BLM-inspired college course labeled as recruitment tool

Monday, September 18, 2017
 | 
Bob Kellogg (OneNewsNow.com)

San Diego State University logoInspired by the Black Lives Matter movement, a university professor in California has developed a doctrinal-level, online course that has generated as much controversy as it has interest.

San Diego State University professor J. Luke Wood created the course "Black Minds Matter: A Focus on Black Boys and Men in Education." Open to the public in October, the free online course will feature guest speakers who will discuss how black men are undervalued in the classroom.

Day Gardner of Project 21, a network of black conservatives, questions the validity of that premise.

"It seems that they can just make up stuff and they don't have to have anything to back it up at all – no statistics, nothing to back it up. They can just do whatever they want," she tells OneNewsNow. "It's like the colleges – and the liberals especially – just go along with it, like Okay, that's fine."

The controversy stems from the fact that Wood will be using leaders in the BLM movement, some of whom have been blamed for inciting violence. In addition, the professor has stated he was motivated to develop the course because "nearly all educators are racist" – a remark he later said had been taken out of context.

Gardner

Gardner sees the course as nothing but a recruitment tool for the BLM movement.

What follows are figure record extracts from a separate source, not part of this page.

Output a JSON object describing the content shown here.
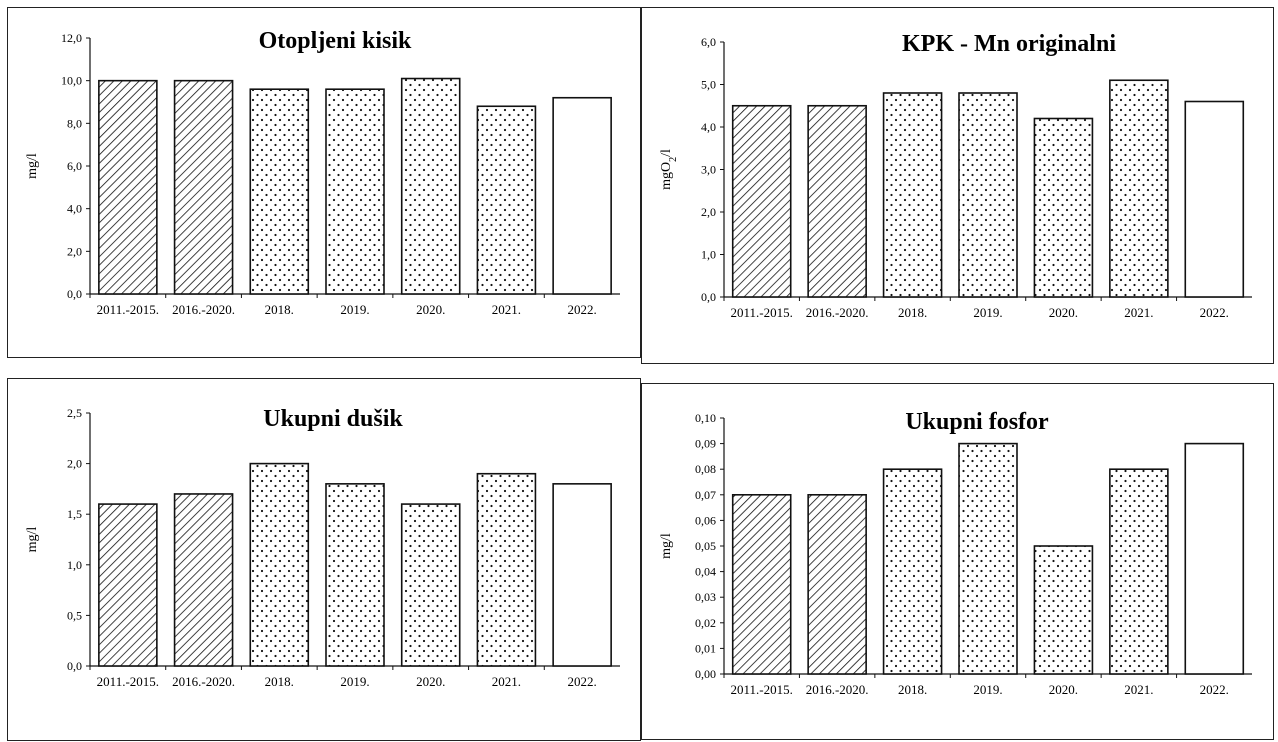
{
  "charts": {
    "chart_data": [
      {
        "type": "bar",
        "title": "Otopljeni kisik",
        "xlabel": "",
        "ylabel": "mg/l",
        "ylabel_sub": "",
        "ylabel_tail": "",
        "categories": [
          "2011.-2015.",
          "2016.-2020.",
          "2018.",
          "2019.",
          "2020.",
          "2021.",
          "2022."
        ],
        "values": [
          10.0,
          10.0,
          9.6,
          9.6,
          10.1,
          8.8,
          9.2
        ],
        "fill_patterns": [
          "hatch",
          "hatch",
          "dots",
          "dots",
          "dots",
          "dots",
          "plain"
        ],
        "ylim": [
          0,
          12
        ],
        "yticks": [
          "0,0",
          "2,0",
          "4,0",
          "6,0",
          "8,0",
          "10,0",
          "12,0"
        ],
        "grid": false,
        "legend": "none"
      },
      {
        "type": "bar",
        "title": "KPK - Mn originalni",
        "xlabel": "",
        "ylabel": "mgO",
        "ylabel_sub": "2",
        "ylabel_tail": "/l",
        "categories": [
          "2011.-2015.",
          "2016.-2020.",
          "2018.",
          "2019.",
          "2020.",
          "2021.",
          "2022."
        ],
        "values": [
          4.5,
          4.5,
          4.8,
          4.8,
          4.2,
          5.1,
          4.6
        ],
        "fill_patterns": [
          "hatch",
          "hatch",
          "dots",
          "dots",
          "dots",
          "dots",
          "plain"
        ],
        "ylim": [
          0,
          6
        ],
        "yticks": [
          "0,0",
          "1,0",
          "2,0",
          "3,0",
          "4,0",
          "5,0",
          "6,0"
        ],
        "grid": false,
        "legend": "none"
      },
      {
        "type": "bar",
        "title": "Ukupni dušik",
        "xlabel": "",
        "ylabel": "mg/l",
        "ylabel_sub": "",
        "ylabel_tail": "",
        "categories": [
          "2011.-2015.",
          "2016.-2020.",
          "2018.",
          "2019.",
          "2020.",
          "2021.",
          "2022."
        ],
        "values": [
          1.6,
          1.7,
          2.0,
          1.8,
          1.6,
          1.9,
          1.8
        ],
        "fill_patterns": [
          "hatch",
          "hatch",
          "dots",
          "dots",
          "dots",
          "dots",
          "plain"
        ],
        "ylim": [
          0,
          2.5
        ],
        "yticks": [
          "0,0",
          "0,5",
          "1,0",
          "1,5",
          "2,0",
          "2,5"
        ],
        "grid": false,
        "legend": "none"
      },
      {
        "type": "bar",
        "title": "Ukupni fosfor",
        "xlabel": "",
        "ylabel": "mg/l",
        "ylabel_sub": "",
        "ylabel_tail": "",
        "categories": [
          "2011.-2015.",
          "2016.-2020.",
          "2018.",
          "2019.",
          "2020.",
          "2021.",
          "2022."
        ],
        "values": [
          0.07,
          0.07,
          0.08,
          0.09,
          0.05,
          0.08,
          0.09
        ],
        "fill_patterns": [
          "hatch",
          "hatch",
          "dots",
          "dots",
          "dots",
          "dots",
          "plain"
        ],
        "ylim": [
          0,
          0.1
        ],
        "yticks": [
          "0,00",
          "0,01",
          "0,02",
          "0,03",
          "0,04",
          "0,05",
          "0,06",
          "0,07",
          "0,08",
          "0,09",
          "0,10"
        ],
        "grid": false,
        "legend": "none"
      }
    ]
  },
  "colors": {
    "stroke": "#111111",
    "bar_fill": "#ffffff",
    "text": "#000000"
  }
}
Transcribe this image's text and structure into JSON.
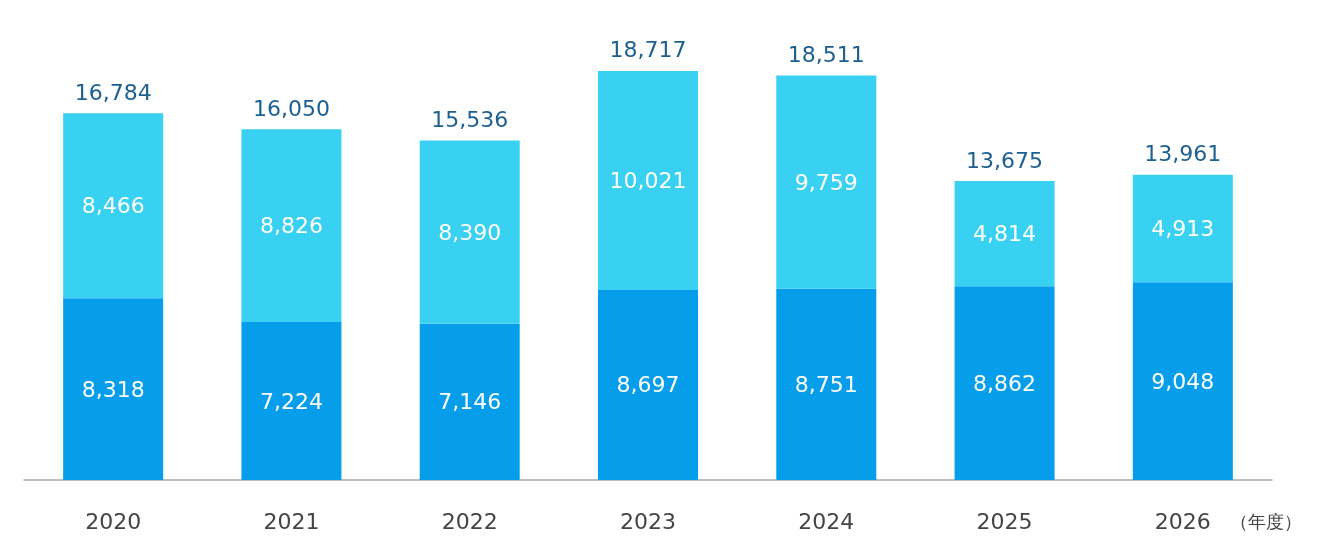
{
  "chart_data": {
    "type": "bar",
    "stacked": true,
    "categories": [
      "2020",
      "2021",
      "2022",
      "2023",
      "2024",
      "2025",
      "2026"
    ],
    "xlabel": "（年度）",
    "series": [
      {
        "color": "#069eea",
        "values": [
          8318,
          7224,
          7146,
          8697,
          8751,
          8862,
          9048
        ],
        "value_labels": [
          "8,318",
          "7,224",
          "7,146",
          "8,697",
          "8,751",
          "8,862",
          "9,048"
        ]
      },
      {
        "color": "#38d1f2",
        "values": [
          8466,
          8826,
          8390,
          10021,
          9759,
          4814,
          4913
        ],
        "value_labels": [
          "8,466",
          "8,826",
          "8,390",
          "10,021",
          "9,759",
          "4,814",
          "4,913"
        ]
      }
    ],
    "totals": [
      "16,784",
      "16,050",
      "15,536",
      "18,717",
      "18,511",
      "13,675",
      "13,961"
    ]
  }
}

"This is not the activism of Dr. Martin Luther King. This is a whole brand-new animal here because they are very violent. They actually silence anyone who has a difference of opinion," says Gardner. "That's why it's imperative that all of us stand very strongly against this type of thing."

Wood says the course has more than 100 live broadcast and replay sites at schools and community centers throughout the nation. Among the scheduled speakers are Patrisse Cullors, co-founder of the Black Lives Matter movement; and Ilyasah Shabazz, the activist daughter of Malcom X.

The president of the College Republicans at SDSU has asked that the school "distance itself" from the course, arguing it's an example of taxpayer money being used to fund a political campaign.